In una situazione di mercato nazionale ancora più che incerta, il maggiore protagonista fra le imprese di costruzioni e general contractor, Salini-Impregilo, registra dati completamente controtendenza. Ovviamente l'incertezza dei mercati (non solo quello italiano, ma anche molti di quelli mondiali) spinge il management alla prudenza, ma i dati dei primi nove mesi sono davvero incoraggianti.
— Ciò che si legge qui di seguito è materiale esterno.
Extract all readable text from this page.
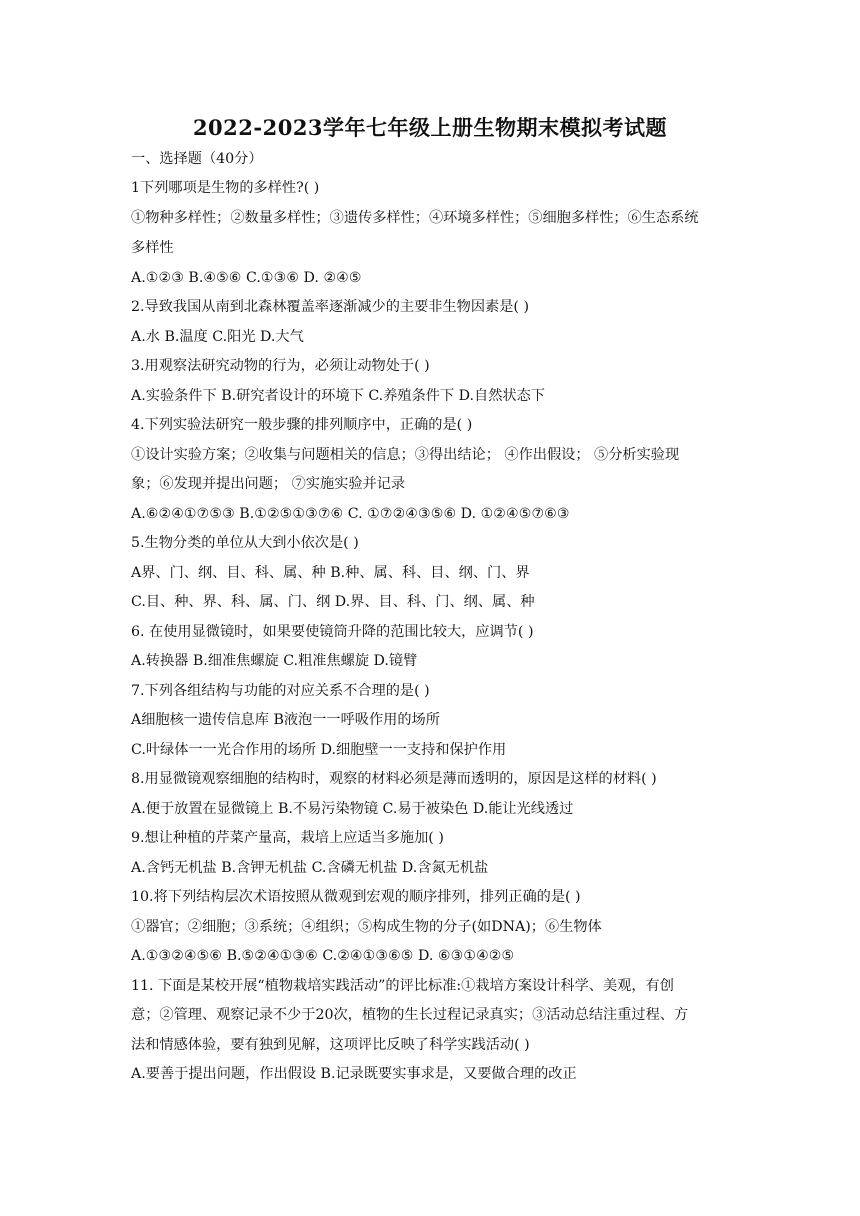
2022-2023学年七年级上册生物期末模拟考试题
一、选择题（40分）
1下列哪项是生物的多样性?( )
①物种多样性；②数量多样性；③遗传多样性；④环境多样性；⑤细胞多样性；⑥生态系统
多样性
A.①②③ B.④⑤⑥ C.①③⑥ D. ②④⑤
2.导致我国从南到北森林覆盖率逐渐减少的主要非生物因素是( )
A.水 B.温度 C.阳光 D.大气
3.用观察法研究动物的行为，必须让动物处于( )
A.实验条件下 B.研究者设计的环境下 C.养殖条件下 D.自然状态下
4.下列实验法研究一般步骤的排列顺序中，正确的是( )
①设计实验方案；②收集与问题相关的信息；③得出结论； ④作出假设； ⑤分析实验现
象；⑥发现并提出问题； ⑦实施实验并记录
A.⑥②④①⑦⑤③ B.①②⑤①③⑦⑥ C. ①⑦②④③⑤⑥ D. ①②④⑤⑦⑥③
5.生物分类的单位从大到小依次是( )
A界、门、纲、目、科、属、种 B.种、属、科、目、纲、门、界
C.目、种、界、科、属、门、纲 D.界、目、科、门、纲、属、种
6. 在使用显微镜时，如果要使镜筒升降的范围比较大，应调节( )
A.转换器 B.细准焦螺旋 C.粗准焦螺旋 D.镜臂
7.下列各组结构与功能的对应关系不合理的是( )
A细胞核一遗传信息库 B液泡一一呼吸作用的场所
C.叶绿体一一光合作用的场所 D.细胞壁一一支持和保护作用
8.用显微镜观察细胞的结构时，观察的材料必须是薄而透明的，原因是这样的材料( )
A.便于放置在显微镜上 B.不易污染物镜 C.易于被染色 D.能让光线透过
9.想让种植的芹菜产量高，栽培上应适当多施加( )
A.含钙无机盐 B.含钾无机盐 C.含磷无机盐 D.含氮无机盐
10.将下列结构层次术语按照从微观到宏观的顺序排列，排列正确的是( )
①器官；②细胞；③系统；④组织；⑤构成生物的分子(如DNA)；⑥生物体
A.①③②④⑤⑥ B.⑤②④①③⑥ C.②④①③⑥⑤ D. ⑥③①④②⑤
11. 下面是某校开展“植物栽培实践活动”的评比标准:①栽培方案设计科学、美观，有创
意；②管理、观察记录不少于20次，植物的生长过程记录真实；③活动总结注重过程、方
法和情感体验，要有独到见解，这项评比反映了科学实践活动( )
A.要善于提出问题，作出假设 B.记录既要实事求是，又要做合理的改正
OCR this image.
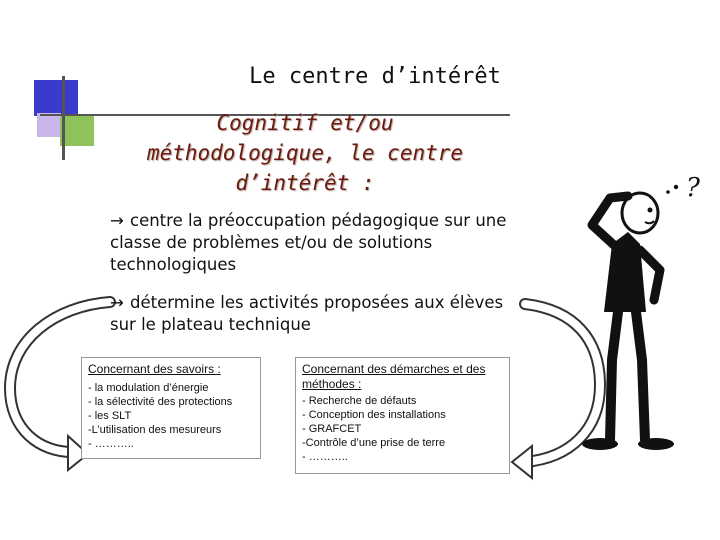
?
Le centre d’intérêt
Cognitif et/ou méthodologique, le centre d’intérêt :
→ centre la préoccupation pédagogique sur une classe de problèmes et/ou de solutions technologiques
→ détermine les activités proposées aux élèves sur le plateau technique
Concernant des savoirs :
- la modulation d’énergie
- la sélectivité des protections
- les SLT
-L’utilisation des mesureurs
- ………..
Concernant des démarches et des méthodes :
- Recherche de défauts
- Conception des installations
- GRAFCET
-Contrôle d’une prise de terre
- ………..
Dopo la combattuta fusione fra Salini e Impregilo, ora l'azienda italiana può vantare un fatturato che nei primi tre trimestri raggiunge i 3,09 miliardi di euro, in crescita del 7% rispetto allo stesso periodo dello scorso anno (2,89 miliardi di euro); cresce anche il margine operativo, che fa un balzo avanti del 17%, migliorando le previsioni del management come conferma anche l'amministratore delegato (e ideatore convinto della fusione) Pietro Salini: "Obiettivamente stiamo performando meglio di quello che avevamo pianificato, nonostante una situazione di mercato mondiale ancora molto incerta. - Salini continua - abbiamo preso beneficio dalle sinergie fra le due realtà che si sono fuse prima del previsto e il piano di dismissione delle attività non strategiche ci ha consentito di ridurre velocemente il debito a livelli decisamente sostenibili. Ora - conclude Salini - siamo pronti a cogliere le opportunità che ci sono nel mondo: in Africa, nel Medio Oriente che sta crescendo tumultuosamente, ma anche in Nord America, dove c'è un'enorme domanda di infrastrutture. Ci aspettiamo anche molto nei Paesi del Nord Europa".